United States v. Jones, 565 U.S. 400 (decided January 23, 2012): attaching a GPS device to suspected drug dealer’s vehicle (actually his wife’s) is a “search” of “effects” and therefore warrant needed
Ryburn v. Huff, 565 U.S. 469 (decided January 23, 2012): police entitled to qualified immunity for warrantless search when they went to house of student who had threatened to “shoot up” the school and when mother answered door and was asked if they had any guns she ran back inside
National Meat Ass’n v. Harris, 565 U.S. 452 (decided January 23, 2012): Federal Meat Inspection Act preempted California Penal Code as to slaughter and sale of “nonambulatory” animals (federal regulations allow sale of suitable parts after post-mortem inspection) (I am the son of a butcher and this nauseated even me)

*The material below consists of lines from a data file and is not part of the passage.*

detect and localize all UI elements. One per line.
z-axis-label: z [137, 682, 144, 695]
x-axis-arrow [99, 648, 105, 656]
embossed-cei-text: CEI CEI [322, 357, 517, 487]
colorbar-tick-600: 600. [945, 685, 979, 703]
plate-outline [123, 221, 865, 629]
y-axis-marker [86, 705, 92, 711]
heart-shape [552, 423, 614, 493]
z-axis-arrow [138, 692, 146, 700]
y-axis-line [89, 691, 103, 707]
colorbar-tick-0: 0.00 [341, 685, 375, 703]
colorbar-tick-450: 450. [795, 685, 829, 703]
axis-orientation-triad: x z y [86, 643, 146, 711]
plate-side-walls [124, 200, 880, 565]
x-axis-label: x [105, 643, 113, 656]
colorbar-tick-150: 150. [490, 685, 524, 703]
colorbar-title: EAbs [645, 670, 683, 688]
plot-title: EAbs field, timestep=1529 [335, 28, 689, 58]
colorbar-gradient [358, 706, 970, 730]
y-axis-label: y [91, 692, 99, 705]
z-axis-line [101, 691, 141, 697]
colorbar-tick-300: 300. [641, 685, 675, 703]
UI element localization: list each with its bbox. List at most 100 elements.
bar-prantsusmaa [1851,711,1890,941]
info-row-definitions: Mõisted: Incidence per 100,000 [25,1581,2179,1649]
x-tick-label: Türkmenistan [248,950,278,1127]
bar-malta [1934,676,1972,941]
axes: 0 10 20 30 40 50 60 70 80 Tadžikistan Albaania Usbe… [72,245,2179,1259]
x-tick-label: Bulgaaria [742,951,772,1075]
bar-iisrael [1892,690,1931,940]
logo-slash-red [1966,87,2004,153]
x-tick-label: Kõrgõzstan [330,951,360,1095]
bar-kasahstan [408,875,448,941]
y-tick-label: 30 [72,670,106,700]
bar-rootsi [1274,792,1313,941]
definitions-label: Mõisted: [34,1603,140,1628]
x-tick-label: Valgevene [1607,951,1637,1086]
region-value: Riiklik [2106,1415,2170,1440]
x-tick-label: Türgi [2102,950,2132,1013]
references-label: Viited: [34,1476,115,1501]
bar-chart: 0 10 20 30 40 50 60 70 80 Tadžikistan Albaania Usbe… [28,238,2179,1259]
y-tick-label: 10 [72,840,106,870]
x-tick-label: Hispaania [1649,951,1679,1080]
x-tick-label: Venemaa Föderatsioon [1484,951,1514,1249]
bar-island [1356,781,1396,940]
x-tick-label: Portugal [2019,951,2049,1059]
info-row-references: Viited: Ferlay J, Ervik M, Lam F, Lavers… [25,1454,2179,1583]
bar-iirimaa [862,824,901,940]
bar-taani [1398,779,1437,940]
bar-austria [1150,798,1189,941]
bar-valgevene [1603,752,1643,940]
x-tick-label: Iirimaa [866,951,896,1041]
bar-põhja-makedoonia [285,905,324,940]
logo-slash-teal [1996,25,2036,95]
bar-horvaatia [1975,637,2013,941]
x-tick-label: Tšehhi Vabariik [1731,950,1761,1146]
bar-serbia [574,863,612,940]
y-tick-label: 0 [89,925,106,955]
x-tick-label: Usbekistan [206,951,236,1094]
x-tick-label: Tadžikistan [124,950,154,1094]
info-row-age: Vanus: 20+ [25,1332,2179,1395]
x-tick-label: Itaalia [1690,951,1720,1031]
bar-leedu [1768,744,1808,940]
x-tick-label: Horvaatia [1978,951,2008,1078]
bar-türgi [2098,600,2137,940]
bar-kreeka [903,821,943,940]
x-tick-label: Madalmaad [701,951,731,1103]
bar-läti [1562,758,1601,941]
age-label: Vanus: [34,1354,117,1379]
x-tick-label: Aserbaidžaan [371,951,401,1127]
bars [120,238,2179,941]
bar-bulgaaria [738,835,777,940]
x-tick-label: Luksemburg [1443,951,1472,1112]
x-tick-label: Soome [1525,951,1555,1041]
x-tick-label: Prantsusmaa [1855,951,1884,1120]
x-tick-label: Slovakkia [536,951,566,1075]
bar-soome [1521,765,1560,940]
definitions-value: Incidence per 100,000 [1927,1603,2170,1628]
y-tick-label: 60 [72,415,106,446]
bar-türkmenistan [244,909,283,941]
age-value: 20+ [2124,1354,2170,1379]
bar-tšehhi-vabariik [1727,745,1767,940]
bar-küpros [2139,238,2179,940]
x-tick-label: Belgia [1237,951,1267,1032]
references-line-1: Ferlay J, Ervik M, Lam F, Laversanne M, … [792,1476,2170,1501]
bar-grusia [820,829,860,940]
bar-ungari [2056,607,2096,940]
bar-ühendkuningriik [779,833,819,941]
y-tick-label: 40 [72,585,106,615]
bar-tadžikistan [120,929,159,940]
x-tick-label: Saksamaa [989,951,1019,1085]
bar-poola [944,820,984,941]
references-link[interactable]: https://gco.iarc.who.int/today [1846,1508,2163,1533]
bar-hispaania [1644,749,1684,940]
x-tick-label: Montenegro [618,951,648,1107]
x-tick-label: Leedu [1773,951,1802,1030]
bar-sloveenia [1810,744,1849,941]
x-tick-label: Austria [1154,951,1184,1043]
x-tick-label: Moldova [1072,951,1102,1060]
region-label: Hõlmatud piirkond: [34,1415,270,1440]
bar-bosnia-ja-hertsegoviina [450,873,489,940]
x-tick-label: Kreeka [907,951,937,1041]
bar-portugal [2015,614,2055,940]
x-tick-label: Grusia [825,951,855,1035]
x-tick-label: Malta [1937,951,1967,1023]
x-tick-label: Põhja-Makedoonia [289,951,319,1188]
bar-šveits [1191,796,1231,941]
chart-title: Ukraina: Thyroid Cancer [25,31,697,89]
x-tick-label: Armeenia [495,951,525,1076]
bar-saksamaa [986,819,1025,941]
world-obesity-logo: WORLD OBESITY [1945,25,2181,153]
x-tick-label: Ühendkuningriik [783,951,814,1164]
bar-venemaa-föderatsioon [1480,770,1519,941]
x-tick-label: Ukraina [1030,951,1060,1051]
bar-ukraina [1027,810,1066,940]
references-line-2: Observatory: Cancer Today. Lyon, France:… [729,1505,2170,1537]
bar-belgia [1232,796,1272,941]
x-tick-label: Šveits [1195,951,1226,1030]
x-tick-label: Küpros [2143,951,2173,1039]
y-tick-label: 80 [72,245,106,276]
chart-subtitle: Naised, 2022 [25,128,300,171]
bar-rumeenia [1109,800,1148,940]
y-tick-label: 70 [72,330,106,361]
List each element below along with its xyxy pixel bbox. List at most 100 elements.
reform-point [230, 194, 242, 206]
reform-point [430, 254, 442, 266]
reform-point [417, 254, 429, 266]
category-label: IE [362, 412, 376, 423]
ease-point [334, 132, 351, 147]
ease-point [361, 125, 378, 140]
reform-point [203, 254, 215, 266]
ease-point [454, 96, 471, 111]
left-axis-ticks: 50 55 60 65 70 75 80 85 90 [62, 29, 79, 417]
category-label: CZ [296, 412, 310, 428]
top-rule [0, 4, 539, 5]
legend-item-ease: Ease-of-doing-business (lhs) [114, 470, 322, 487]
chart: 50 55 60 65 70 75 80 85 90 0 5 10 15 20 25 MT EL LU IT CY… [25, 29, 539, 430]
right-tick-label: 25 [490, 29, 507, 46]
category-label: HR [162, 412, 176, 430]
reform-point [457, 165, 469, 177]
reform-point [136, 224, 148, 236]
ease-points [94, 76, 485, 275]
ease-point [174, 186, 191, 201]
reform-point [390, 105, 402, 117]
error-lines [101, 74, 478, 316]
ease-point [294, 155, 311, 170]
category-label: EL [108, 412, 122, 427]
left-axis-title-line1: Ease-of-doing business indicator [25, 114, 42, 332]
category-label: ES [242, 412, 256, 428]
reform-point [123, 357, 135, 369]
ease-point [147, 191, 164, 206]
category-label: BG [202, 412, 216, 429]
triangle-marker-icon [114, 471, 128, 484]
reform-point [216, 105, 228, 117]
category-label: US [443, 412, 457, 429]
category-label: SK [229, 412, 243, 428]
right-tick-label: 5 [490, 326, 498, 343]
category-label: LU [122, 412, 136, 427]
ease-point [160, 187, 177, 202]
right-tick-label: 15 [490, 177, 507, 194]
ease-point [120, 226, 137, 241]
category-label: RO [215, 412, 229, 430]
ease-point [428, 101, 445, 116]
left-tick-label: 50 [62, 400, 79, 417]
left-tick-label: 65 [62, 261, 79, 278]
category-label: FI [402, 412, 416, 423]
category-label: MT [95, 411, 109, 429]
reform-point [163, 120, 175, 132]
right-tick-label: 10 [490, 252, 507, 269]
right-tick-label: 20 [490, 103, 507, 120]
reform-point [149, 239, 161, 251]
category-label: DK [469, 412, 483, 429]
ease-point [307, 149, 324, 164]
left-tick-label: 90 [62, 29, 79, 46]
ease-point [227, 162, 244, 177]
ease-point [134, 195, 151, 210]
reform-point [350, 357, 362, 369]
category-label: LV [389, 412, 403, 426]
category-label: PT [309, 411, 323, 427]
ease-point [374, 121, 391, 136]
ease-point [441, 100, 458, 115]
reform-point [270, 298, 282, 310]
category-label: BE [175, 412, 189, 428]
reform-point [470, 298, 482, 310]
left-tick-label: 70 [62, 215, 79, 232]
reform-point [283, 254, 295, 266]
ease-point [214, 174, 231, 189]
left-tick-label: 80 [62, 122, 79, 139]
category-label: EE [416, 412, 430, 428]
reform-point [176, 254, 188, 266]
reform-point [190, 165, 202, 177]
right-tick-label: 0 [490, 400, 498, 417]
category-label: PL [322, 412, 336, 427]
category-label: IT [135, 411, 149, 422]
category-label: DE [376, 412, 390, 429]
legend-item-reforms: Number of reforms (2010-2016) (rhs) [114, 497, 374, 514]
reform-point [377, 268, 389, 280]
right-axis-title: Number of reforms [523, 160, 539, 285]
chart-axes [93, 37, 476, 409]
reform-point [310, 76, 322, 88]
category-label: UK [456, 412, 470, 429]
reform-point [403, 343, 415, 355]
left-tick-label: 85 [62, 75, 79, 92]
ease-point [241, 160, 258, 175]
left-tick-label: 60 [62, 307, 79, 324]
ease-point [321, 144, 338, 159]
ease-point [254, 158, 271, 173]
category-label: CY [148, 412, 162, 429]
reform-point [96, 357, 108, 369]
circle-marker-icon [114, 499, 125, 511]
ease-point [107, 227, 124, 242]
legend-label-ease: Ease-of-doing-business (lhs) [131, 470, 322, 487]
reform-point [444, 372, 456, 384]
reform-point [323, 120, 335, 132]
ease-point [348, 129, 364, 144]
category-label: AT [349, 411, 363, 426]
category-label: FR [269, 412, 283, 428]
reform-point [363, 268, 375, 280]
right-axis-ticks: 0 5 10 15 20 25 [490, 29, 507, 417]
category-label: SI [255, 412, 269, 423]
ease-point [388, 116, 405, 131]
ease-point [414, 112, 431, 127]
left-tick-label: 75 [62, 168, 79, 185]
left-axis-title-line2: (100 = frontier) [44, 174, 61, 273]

Reynolds v. United States, 565 U.S. 432 (decided January 23, 2012): requirements of Sex Offender Registration and Notification Act do not apply to those convicted before the Act became law (July 27, 2006) unless (under the terms of the Act) the Attorney General so specifies (which he did on February 28, 2007); A.G. had been given discretion because of the plethora of pre-Act sex offenders to whom 50 different state registration laws applied
Unitherm Food Systems, Inc. v. Swift-Eckrich, Inc., 546 U.S. 394 (decided January 23, 2006): Fed. R. Civ. Pro. 50 ties not just the trial court’s hands but also the appellate court’s: if, after motion for directed verdict (50(a)) no motion is made postverdict for judgment NOV and new trial (50(b)), then appellate court can’t enter judgment NOV nor order a new trial (issue at trial was allegedly fraudulently obtained patent, and the Tenth Circuit, whose procedural law applied, had previously ruled that a 50(b) motion did not have to be made)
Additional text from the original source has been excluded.